I'm a huge fan of mole sauces, but sometimes I don't want to go through all the effort to make some. This dried chile pepper sauce uses less ingredients and comes together much quicker, making it something you can make more regularly. I love using it on steak, lamb, or pork. I often like to thicken it up by turning it into an agar fluid gel, something that gives it a ton of body without changing the flavor profile.
You can use any dried chile peppers you want but my favorites are a mix of Guajillo, ancho, and chipotle. I call for chicken stock due to the richer flavor, but you can use vegetable stock or water for a vegan or vegetarian sauce.
If you don't have, or want to use, agar, just reduce the amount of chicken stock by half, then after pureeing it, then let it reduce on the stove until it has thickened.
The sauce will usually last in the refrigerator for a week or two and can be made ahead of time.
Note: You can learn more about agar agar from viewing all my Agar Agar Recipes.
Professional Tip: This recipe is written for home cooks and the measurements are rounded.
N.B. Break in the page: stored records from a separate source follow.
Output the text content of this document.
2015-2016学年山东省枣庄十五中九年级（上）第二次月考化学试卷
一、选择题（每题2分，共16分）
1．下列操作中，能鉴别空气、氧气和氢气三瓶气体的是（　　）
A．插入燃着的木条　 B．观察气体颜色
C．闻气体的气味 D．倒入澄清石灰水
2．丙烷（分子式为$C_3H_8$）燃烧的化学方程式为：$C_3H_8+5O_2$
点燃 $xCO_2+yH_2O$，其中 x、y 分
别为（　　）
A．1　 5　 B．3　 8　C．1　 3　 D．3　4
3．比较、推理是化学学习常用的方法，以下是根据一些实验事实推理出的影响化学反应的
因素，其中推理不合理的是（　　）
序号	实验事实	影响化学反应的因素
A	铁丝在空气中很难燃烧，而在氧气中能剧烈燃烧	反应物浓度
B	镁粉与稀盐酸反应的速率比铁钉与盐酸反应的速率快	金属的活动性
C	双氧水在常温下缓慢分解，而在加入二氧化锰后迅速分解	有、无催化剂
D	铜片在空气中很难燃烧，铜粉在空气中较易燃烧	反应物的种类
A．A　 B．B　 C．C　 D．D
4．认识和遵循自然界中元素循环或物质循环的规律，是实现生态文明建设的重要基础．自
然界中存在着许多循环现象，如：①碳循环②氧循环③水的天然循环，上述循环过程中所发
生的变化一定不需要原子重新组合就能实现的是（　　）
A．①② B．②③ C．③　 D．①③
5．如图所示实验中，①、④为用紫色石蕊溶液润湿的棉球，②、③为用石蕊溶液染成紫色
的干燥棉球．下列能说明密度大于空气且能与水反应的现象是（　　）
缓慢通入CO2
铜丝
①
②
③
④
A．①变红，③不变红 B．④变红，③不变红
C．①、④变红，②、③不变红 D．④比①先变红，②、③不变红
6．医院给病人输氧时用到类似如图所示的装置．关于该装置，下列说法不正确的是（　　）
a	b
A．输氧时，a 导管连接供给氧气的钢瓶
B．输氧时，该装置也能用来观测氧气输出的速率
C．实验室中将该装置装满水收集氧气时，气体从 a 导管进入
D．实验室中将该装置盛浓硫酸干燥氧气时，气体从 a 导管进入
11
For a more exact recipe the goal is to use the agar agar in a 0.75% ratio with the liquid. You can measure the liquid and combine 0.75% agar to it, or .75 grams of agar per every 100 grams of liquid. This will result in identical measurements every time and if you are scaling the recipe then gram measurements should be used instead of cups and teaspoons.
Measuring Note: Many home cooks are intimidated by using modernist ingredients because they are usually measured in grams. This recipe simplifies the process and uses regular volume measurements but I do recommend reading about how to measure modernist ingredients for a detailed look at why grams are more effective. This is especially important if you are going to scale a recipe up or down, or are working in a professional kitchen.